Whatever the subjects of their conversation, the introduction was a success. Writing in his journal the following day, Merton confided, “The one who made the greatest impression on me as artist was Gene Meatyard, the photographer.” Meatyard felt similarly: “We hit it off famously from the first. Our interests were all the same, some more avidly in one area, some another.” The two men began a correspondence and paid visits to each other. Writing to Merton in August, Meatyard suggested a novel endeavor: “Would you be willing to try something in an experimental vein? … What I propose is to see how closely I, or any artists [sic] can connect with the utterances of another. If you were to send me words, prose or poetry and number of words doesn’t matter and I don’t necessarily understand the personal or private meaning of them—then try to make a photograph … of them? We might also if that works try my abstracted photo first and then your words.” Three days later Merton responded: “I like very much your suggestion of trying something experimental; poems and pictures. Let’s think about that.”
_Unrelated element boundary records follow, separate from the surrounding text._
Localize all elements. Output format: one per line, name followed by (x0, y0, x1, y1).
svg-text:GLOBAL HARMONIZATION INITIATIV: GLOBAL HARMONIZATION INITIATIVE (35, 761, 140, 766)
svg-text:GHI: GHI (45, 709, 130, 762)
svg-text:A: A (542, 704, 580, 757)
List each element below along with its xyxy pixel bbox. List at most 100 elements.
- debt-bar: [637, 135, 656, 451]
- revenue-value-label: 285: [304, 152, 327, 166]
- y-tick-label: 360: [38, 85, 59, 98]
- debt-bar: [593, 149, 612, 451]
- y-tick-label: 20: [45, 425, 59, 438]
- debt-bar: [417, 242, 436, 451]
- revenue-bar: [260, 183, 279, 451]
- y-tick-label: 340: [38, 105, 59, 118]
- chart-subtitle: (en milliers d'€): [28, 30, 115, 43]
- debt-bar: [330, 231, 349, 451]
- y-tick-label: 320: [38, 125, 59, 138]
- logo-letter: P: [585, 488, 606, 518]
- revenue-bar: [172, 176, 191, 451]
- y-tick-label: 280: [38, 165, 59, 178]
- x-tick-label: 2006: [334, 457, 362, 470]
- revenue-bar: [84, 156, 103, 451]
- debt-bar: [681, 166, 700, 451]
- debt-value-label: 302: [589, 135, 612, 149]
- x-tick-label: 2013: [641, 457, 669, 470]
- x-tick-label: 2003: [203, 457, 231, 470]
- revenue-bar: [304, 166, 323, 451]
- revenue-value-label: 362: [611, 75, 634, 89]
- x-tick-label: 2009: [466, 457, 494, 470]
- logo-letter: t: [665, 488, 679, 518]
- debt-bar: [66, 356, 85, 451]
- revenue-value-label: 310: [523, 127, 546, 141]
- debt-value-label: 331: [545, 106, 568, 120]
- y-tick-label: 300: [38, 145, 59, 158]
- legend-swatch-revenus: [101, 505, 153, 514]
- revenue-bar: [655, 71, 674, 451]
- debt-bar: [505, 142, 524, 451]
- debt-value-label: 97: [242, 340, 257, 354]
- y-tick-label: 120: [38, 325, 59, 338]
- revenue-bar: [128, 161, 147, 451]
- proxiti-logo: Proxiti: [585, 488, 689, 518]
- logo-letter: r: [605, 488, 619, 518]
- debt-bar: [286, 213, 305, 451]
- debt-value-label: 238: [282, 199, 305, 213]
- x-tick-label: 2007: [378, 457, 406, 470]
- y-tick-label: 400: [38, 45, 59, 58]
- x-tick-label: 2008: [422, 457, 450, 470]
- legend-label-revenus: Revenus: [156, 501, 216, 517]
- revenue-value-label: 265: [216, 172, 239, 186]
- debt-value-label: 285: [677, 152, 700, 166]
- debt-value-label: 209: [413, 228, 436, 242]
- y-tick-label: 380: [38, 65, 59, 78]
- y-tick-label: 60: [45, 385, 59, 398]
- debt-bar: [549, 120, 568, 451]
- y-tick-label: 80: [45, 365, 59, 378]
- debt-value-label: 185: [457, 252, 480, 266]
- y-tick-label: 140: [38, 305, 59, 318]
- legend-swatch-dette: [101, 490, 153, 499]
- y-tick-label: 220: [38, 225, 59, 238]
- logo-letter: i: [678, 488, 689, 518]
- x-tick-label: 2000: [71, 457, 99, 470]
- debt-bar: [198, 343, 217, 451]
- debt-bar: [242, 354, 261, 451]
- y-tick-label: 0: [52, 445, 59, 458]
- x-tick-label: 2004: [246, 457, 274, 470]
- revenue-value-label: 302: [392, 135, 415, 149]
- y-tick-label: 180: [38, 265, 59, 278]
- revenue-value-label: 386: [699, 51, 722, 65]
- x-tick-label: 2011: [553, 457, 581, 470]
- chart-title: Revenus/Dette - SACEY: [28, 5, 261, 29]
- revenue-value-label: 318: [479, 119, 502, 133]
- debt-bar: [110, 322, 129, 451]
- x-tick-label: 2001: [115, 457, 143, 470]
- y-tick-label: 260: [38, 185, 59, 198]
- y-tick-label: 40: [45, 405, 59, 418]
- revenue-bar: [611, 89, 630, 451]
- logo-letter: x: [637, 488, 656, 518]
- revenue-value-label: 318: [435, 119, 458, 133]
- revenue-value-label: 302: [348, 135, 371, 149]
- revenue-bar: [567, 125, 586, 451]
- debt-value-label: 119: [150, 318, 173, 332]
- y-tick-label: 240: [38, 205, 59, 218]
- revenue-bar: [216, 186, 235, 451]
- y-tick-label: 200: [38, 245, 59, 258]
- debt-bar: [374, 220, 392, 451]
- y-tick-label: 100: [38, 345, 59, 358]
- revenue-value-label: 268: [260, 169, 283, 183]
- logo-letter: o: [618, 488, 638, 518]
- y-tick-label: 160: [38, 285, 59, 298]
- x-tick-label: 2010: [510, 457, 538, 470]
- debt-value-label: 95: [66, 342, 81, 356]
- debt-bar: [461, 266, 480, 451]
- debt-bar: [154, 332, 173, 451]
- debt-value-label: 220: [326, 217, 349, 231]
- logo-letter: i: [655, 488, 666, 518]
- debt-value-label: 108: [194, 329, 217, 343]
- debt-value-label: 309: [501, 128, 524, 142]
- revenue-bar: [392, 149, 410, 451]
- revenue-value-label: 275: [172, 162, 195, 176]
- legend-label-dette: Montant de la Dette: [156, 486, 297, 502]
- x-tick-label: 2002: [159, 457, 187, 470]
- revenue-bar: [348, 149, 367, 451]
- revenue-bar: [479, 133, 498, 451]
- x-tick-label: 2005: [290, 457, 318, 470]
Meatyard’s openness to experimentation of this sort was due in no small part to another encounter more than a decade earlier, one that would place him on the creative path he followed until his death in 1972. It likewise reshaped the artistic community in Lexington, helping to forge a group of photographers whose talents have been vastly underappreciated during the past forty years. Meatyard has been the subject of several museum retrospectives and numerous critical assessments, securing his place in the pantheon of leading American photographers. His soaring reputation, rightly deserved, has largely separated him from the immediate context in which his work developed. This has created at least two side effects that should be addressed. The peculiar, uncanny characteristics of his best-known photographs, combined with our unquenchable thirst for narratives of solitary artistic genius, have remade a cosmopolitan artist and dedicated mentor into a backwoods folk hero. And the varied and powerful work made by his peers and friends, which Meatyard himself acknowledged repeatedly as important to the story of photography, has gone largely uncelebrated beyond the region. Placing Meatyard’s achievements back in their proper context redresses both unfortunate circumstances, and helps recover a truer understanding of the internal dynamics of this remarkable artistic community. These were not just friends; they had a club. It met monthly, and when Meatyard joined, the story took a fascinating turn.